Given the mutually independent rv $X_1,X_2,Y_1,Y_2$, I want to show that $(X_1+Y_1),(X_2+Y_2)$ are independent as well. Is it sufficient to show that $$E((X_1+Y_1)(X_2+Y_2))=E(X_1+Y_1)E(X_2+Y_2)$$?

Answer 1

The usual proof applies measure theory.
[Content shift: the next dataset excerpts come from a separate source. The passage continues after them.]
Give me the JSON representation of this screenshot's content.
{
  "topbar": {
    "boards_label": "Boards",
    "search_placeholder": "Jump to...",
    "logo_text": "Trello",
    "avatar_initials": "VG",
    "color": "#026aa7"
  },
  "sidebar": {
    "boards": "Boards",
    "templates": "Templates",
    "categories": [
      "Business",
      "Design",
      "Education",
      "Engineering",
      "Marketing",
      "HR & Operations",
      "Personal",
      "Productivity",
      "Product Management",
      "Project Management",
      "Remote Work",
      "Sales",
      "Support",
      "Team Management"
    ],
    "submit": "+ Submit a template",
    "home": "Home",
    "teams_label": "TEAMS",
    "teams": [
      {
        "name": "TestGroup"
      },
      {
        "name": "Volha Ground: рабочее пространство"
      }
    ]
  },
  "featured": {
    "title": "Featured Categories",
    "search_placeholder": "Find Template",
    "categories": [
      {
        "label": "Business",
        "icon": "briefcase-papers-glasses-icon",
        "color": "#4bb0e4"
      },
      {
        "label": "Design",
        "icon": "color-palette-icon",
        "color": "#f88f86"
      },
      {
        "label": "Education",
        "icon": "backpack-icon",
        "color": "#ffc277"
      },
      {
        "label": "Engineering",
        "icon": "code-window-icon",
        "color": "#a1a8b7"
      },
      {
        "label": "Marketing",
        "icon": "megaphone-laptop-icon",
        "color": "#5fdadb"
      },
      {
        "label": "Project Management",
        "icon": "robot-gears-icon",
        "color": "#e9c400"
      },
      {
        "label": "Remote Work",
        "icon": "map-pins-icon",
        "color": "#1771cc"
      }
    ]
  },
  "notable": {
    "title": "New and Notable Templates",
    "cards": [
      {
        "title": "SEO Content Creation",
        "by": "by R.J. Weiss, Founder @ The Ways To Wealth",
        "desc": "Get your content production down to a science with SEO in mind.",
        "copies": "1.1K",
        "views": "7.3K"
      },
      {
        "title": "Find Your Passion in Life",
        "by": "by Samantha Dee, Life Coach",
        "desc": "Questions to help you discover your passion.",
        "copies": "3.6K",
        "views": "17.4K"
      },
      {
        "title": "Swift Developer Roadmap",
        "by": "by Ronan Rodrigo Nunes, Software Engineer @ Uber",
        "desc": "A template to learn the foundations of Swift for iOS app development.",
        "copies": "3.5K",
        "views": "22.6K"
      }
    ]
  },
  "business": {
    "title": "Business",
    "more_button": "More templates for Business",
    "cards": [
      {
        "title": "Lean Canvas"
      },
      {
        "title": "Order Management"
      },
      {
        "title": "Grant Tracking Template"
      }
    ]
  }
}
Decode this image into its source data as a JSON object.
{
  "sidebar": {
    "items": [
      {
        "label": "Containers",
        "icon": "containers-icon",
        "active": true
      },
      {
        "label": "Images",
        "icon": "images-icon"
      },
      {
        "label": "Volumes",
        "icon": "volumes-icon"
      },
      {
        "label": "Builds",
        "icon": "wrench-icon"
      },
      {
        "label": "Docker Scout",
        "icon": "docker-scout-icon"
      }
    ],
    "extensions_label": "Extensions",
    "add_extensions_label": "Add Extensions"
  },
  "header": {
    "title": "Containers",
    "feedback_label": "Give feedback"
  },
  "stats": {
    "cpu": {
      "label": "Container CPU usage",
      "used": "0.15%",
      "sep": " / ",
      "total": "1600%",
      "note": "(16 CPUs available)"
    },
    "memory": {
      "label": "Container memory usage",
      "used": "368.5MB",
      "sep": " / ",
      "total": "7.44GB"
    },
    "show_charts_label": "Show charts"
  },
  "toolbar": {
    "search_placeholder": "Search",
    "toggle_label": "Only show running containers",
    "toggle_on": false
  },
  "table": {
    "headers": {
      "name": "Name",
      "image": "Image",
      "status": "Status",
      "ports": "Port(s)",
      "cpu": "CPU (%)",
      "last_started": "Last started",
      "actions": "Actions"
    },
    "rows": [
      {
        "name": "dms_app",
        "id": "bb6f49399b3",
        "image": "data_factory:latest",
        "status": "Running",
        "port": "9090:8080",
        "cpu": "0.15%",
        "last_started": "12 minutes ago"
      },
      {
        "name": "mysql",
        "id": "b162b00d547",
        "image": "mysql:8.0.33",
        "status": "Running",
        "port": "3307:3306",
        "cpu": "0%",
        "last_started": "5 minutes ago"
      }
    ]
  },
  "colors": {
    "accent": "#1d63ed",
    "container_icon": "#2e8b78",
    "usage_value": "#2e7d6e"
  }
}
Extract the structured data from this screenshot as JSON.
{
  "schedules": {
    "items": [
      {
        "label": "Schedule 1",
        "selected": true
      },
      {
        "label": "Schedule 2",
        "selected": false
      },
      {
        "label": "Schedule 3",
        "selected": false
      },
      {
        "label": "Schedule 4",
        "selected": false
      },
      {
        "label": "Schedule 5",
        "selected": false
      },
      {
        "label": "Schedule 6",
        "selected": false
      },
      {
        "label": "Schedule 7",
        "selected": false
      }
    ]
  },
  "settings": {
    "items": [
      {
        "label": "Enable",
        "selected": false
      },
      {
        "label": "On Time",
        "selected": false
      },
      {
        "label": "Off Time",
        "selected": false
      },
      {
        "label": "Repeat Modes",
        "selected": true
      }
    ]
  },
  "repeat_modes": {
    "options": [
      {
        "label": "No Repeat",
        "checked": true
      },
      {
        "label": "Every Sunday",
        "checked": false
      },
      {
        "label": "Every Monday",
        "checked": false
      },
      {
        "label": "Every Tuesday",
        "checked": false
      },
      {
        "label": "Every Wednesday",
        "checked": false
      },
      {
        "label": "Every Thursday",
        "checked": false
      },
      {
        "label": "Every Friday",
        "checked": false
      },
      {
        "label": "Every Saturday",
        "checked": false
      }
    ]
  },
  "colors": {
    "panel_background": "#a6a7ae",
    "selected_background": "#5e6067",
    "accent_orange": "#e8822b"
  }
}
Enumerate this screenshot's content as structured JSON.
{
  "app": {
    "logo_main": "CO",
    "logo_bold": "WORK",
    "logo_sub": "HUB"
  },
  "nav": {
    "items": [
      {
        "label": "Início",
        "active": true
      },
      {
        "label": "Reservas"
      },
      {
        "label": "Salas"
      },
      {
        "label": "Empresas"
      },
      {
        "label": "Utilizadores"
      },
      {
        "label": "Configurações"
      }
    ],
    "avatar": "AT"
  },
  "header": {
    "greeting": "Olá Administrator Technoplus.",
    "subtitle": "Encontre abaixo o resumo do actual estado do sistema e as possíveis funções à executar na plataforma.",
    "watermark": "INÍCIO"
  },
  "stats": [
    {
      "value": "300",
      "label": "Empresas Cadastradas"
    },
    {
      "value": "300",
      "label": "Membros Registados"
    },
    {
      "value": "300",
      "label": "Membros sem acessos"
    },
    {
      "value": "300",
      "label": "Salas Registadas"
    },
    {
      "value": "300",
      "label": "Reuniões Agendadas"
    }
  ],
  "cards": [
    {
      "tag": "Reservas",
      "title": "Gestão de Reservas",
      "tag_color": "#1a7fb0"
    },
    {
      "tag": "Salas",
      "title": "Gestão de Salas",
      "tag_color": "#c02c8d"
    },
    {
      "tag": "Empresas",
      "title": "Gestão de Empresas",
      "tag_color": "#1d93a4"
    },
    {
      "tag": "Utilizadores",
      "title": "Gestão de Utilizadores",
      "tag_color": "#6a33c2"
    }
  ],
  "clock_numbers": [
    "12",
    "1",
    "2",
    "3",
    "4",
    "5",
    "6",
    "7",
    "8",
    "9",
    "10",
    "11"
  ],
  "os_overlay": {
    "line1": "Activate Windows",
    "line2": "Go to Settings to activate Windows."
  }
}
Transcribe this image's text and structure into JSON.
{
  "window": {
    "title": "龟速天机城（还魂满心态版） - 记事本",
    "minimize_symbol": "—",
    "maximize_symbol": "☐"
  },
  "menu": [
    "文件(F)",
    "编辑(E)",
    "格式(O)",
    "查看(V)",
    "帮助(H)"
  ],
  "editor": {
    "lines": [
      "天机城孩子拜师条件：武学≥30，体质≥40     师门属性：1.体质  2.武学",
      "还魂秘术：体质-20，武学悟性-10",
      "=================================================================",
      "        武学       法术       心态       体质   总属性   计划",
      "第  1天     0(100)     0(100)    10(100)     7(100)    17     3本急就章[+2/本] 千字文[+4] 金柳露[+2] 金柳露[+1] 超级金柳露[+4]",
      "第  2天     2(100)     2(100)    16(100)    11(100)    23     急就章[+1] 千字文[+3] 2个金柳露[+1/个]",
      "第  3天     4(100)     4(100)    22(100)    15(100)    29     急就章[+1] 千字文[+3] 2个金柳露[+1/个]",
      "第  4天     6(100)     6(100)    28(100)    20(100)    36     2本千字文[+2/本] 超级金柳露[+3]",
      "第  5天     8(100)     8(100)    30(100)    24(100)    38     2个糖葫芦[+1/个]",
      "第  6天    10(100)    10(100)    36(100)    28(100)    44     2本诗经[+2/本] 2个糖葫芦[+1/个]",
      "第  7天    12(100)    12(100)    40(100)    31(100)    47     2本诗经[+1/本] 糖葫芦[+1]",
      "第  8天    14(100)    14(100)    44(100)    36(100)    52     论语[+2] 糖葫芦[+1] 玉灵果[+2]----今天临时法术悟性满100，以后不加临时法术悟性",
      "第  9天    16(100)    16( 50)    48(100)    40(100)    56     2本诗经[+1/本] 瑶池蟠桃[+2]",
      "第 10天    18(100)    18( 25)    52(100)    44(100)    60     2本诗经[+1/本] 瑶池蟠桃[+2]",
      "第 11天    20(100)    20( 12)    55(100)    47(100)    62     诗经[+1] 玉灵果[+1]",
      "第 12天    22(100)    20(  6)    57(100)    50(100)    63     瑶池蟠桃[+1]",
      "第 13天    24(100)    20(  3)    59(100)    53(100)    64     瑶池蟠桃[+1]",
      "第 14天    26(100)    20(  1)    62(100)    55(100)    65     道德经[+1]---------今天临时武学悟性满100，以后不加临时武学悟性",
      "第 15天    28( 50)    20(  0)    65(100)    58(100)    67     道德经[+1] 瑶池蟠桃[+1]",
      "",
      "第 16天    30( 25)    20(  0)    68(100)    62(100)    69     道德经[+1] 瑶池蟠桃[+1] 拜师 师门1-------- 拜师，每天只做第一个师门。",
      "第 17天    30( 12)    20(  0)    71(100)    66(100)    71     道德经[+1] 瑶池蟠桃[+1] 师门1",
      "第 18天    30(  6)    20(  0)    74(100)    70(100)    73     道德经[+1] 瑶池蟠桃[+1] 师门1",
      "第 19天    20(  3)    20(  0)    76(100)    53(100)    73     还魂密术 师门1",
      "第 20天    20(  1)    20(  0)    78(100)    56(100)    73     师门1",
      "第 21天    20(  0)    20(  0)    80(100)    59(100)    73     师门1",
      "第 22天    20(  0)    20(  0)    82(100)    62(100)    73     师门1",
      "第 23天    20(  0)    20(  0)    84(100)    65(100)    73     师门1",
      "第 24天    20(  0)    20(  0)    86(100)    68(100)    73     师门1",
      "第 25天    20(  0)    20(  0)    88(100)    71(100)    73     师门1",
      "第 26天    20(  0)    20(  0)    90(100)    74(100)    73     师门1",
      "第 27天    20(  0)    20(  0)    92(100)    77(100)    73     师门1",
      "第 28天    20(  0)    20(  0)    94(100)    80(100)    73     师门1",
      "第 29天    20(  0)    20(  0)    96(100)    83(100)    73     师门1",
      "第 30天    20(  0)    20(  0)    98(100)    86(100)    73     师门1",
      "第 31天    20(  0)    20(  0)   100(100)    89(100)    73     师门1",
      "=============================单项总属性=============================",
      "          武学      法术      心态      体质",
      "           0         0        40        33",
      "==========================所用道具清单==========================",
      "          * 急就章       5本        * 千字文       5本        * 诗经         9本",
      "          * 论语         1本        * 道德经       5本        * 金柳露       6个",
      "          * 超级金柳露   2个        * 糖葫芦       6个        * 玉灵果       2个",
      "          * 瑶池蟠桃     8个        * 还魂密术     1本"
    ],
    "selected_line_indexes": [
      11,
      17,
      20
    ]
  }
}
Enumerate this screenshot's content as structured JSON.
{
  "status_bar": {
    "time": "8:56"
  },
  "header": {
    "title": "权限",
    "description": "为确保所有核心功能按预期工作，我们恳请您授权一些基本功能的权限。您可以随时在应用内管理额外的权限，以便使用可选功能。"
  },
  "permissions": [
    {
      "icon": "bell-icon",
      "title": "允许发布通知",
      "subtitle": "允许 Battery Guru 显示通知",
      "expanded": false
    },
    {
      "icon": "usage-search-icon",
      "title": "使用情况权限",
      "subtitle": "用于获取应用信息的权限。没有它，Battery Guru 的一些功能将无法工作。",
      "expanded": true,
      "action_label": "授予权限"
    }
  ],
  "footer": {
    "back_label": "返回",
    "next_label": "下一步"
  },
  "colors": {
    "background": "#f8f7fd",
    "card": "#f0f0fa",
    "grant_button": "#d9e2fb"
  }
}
Using the notion of independent $\sigma$-algebras, you can prove that if

$$\{X_i:i \in I\}$$ is a collection of independent random variables, and $\{I_j: j \in J\}$ is a collection of disjoint subsets of $I$, then the collections of random variables

$$\{X_i: i \in I_j\}, j\in J$$

are also independent.

Putting $X_3:= Y_1, X_4:= Y_2$ and $I= \{1,2,3,4\}$, we get that

$$\{X_1, X_3\}, \{X_2,X_4\}$$

are independent collections. This means that $\sigma(X_1, X_3)$ and $\sigma(X_2, X_4)$ are independent. Since

$$\sigma(X_1 + X_3) \subseteq \sigma(X_1, X_3)$$ $$\sigma(X_2 + X_4) \subseteq \sigma(X_2, X_4)$$

we also get that the $\sigma$-algebras $\sigma(X_1+X_3)$ and $\sigma(X_2 + X_4)$ are independent. This means that the random variables

$$X_1+X_3 = X_1+Y_1$$

and $$X_2 + X_4 = X_2 + Y_2$$

are independent.

Answer 2

An elementary proof of independence is a bit lengthy but if you are familiar with characteristic functions you can prove this easily: You only have to show that $Ee^{i[t(X_1+Y_1)+s(X_2+Y_2)]}=Ee^{i[t(X_1+Y_1)]}Ee^{is[X_2+Y_2)]}$ for all real numbers $t$ and $s$. Can you show this?